A large portion of healthcare breaches occur due to human error, whether it is a lost/stolen device, clicking on a phishing email, or accidental disclosure of protected health information (PHI). Protecting patient information in the workplace can be a daunting task, however getting employees involved is the best way to manage HIPAA compliance.
How Employees Can Help Protect Patient Information with HIPAA Compliance
- Do not share passwords or login credentials
All employees should have unique login credentials, allowing for actions to be attributed to specific users. When employees share their login information, in the event of an insider breach, it will be difficult to determine which employee is responsible.

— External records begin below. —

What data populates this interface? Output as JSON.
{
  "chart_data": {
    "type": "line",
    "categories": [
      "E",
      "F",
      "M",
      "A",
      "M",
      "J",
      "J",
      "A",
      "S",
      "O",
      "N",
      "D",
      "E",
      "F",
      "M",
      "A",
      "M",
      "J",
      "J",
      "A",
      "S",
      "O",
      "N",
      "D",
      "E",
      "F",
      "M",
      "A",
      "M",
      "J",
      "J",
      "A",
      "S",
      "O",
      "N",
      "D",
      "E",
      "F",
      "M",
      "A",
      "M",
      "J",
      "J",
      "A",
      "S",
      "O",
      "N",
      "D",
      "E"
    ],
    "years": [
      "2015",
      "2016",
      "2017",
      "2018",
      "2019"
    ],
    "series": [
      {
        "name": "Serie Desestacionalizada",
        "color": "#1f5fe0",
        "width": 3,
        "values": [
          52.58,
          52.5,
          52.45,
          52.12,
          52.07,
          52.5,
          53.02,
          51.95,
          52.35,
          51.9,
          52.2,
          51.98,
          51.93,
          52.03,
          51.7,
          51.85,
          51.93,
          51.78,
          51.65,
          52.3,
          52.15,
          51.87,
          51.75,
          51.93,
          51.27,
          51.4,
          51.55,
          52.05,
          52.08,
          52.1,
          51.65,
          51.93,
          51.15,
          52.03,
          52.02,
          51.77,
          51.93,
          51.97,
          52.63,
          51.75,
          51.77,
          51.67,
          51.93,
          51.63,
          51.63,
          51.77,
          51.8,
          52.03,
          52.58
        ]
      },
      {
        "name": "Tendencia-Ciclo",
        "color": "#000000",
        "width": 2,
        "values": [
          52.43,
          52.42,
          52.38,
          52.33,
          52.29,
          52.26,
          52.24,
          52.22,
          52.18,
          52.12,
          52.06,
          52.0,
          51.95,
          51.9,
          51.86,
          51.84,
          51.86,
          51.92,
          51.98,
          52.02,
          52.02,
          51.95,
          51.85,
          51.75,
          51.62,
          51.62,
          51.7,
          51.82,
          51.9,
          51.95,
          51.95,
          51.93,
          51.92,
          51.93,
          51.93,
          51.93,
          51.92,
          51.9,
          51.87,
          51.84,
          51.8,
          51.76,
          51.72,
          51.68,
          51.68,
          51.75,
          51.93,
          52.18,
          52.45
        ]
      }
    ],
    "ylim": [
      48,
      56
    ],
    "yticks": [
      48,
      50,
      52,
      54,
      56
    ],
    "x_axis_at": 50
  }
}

- Do not leave documents or portable device unsupervised
As stated previously, protecting patient information in the workplace is largely a human issue. Employees that leave portable devices or paper documents unattended pose a huge risk to their organization. When a device that is not password protected or encrypted is lost or stolen, it would result in a major HIPAA violation, especially if it is found that the employee left the device unattended.
In addition, paper records should be left in locked filing cabinets or rooms. Leaving out paper records can easily lead to a healthcare breach, a curious employee or patient can easily view records left out in the open. In some cases, individuals with malintent can steal or copy paper records and distribute them further.
- Do not share patient information via text
Although it is convenient to text information, it is not permitted to share PHI in this format. Traditional messaging apps don’t have the necessary security and access features to be used for HIPAA compliant messaging. However, there are text messaging platforms created specifically for healthcare. Provided they are encrypted, enable access controls, and will sign a business associate agreement (BAA), healthcare text messaging platforms can be used to safely transmit PHI.
- Do not dispose of PHI in your regular garbage
Any document containing PHI must be disposed of properly. It is recommended that documents containing PHI are shredded or incinerated so that documents cannot be reconstructed. If there are documents waiting to be shredded, they should be kept in a locked shredder bin until they can be properly disposed of.
- Do not access patient information without cause
HIPAA requires organizations to adhere to the “minimum necessary” rule when accessing PHI. This means that employees should only have access to the information they need to perform their job function, and they should not excessively access patient files. Some employees may be tempted to access patient records out of curiosity, however, this violates HIPAA law.
- Do not take medical records with you when changing jobs
When starting a new job, employees should never take patient records with them. Taking patient records may give them a leg up at their new job, as the information can be used to poach patients. However, this is a HIPAA violation that can lead to criminal charges.
- Do not access your own medical records using your login credentials
It is not permitted for employees to access personal health records using their login credentials. Employees must go through the same process of obtaining their records as patients.
- Do not share ePHI on social media
Sharing PHI on social media is a clear violation of HIPAA. Patient information cannot be shared without written consent. However, even with written consent, patients must explicitly consent to their information being shared on social media. Additionally, healthcare staff must be careful when posting pictures that they took at work. If there are any patients, or patient information in the background, this is a HIPAA violation. When in doubt, do not post.
- Always report suspected HIPAA violations
Suspected HIPAA violations must be reported to an organization’s compliance officer. However, HIPAA requires employees to have a means to report suspected breaches anonymously, without fear of repercussions.